Decision analysis goes one step further. By modeling the decision itself, it allows for the optimal decision to be identified. The purpose of decision analysis is to assist decision makers in making better decisions in complex situations, usually under uncertainty. Components of decision analysis discussed in this paper include key concepts and tools, graphical decision models, multiple objective decision analysis, sequential decisions and utility theory. Since decision analysis delivers the most value when coupled with active, continuous learning from observations, the need for well-planned or designed data is critical in the building of a robust decision model. For this reason, it is important to point out the section on experimental design, which addresses the importance and approach to well-planned data collection.
At FICO, our years of experience with noisy and biased data and business constraints have led us to value domain expertise and analytic experience as key components in the modeling and strategy optimization process. An analytic technique, in and of itself, works only with the empirical data provided. Often, however, there is more contextual information that should be incorporated, either through automated capture of business intelligence or by the imposition of operational constraints. Such contexts might include the source of the data; its past and future reliability; its deployment mechanism; its cost; and the potential legal, operational or customer relationship impact of using certain types of data or using certain criteria for a given decision.
FICO favors techniques that allow for the incorporation of prior knowledge beyond that provided in a particular dataset in order to create a solution of greater value. You will note that some of the strengths and weaknesses listed for each technique allude to this point. While in other publications some technologies have been criticized for being naive, the scenarios discussed are frequently describing the naive analyst.
Each section is introduced with a brief one- to two-page discussion of the technique. Since you may not be familiar with some of these terms used in this paper. Phrases in italics are defined in the glossary. Some of these definitions were written to clarify the terms as they are used here and ignore their broader interpretation.
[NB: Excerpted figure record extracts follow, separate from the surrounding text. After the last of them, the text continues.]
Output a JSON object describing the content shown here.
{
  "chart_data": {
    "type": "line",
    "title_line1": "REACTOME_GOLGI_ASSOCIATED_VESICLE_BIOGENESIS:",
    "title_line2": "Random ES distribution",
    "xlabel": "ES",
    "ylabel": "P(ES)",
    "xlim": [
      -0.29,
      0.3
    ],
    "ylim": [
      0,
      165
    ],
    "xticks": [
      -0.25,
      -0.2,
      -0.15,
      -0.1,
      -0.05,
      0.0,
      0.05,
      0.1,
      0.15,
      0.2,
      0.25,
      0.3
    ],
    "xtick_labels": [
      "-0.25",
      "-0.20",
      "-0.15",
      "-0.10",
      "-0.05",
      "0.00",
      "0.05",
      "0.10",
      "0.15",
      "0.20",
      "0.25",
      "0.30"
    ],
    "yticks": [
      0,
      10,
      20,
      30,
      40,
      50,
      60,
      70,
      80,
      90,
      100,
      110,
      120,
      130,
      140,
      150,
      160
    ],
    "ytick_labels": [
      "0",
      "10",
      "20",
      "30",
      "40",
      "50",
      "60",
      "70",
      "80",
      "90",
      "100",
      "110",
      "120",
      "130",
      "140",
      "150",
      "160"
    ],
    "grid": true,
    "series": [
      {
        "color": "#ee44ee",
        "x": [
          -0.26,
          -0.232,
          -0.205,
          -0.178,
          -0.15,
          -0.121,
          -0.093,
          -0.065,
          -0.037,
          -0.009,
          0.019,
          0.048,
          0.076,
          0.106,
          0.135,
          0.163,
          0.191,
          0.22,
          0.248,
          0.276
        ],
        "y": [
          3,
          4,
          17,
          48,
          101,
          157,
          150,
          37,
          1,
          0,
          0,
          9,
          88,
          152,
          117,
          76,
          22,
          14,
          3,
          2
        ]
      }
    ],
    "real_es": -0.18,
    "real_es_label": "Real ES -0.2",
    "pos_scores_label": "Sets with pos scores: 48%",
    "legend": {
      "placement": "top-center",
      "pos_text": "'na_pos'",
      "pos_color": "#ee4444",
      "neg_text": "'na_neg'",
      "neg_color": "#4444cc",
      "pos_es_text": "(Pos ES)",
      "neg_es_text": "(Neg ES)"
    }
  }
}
To place the techniques in context, we have indicated some of their most common uses. When appropriate, we have noted particular business problems to which techniques have been applied successfully.
Strengths and Weaknesses
We have included strengths and weaknesses for the techniques, where appropriate, although these are not exhaustive lists. Rarely could a weakness in one situation be a strength in another, but often a weakness (or strength) might be irrelevant for a particular application or set of data. For example, an inability to handle missing values is only a problem when there are missing values.
An ability to capture interactions in data is only a positive feature where these are suspected to exist. Multivariate normality assumptions are not a problem for linear regression if the data are, in fact, multivariate normal. Other issues to consider when evaluating analytic techniques include the use of categorical and/or continuous variables, the ease of interpretation of results, the robustness of solutions, the importance of sample size, the ability to handle multiple objectives and the ability to engineer solutions.
Revisions and Updates
We periodically (though not frequently) update this information, deleting some topics that have become less relevant and adding additional sections. In the current version, we have added new sections on Discrete-time Hazard Models, Ensemble Learning, Mathematical Programming, FICO’s new Xpress Optimization features, and expanded upon the Decision Trees section.
We hope you find this information useful and welcome your feedback on future improvements.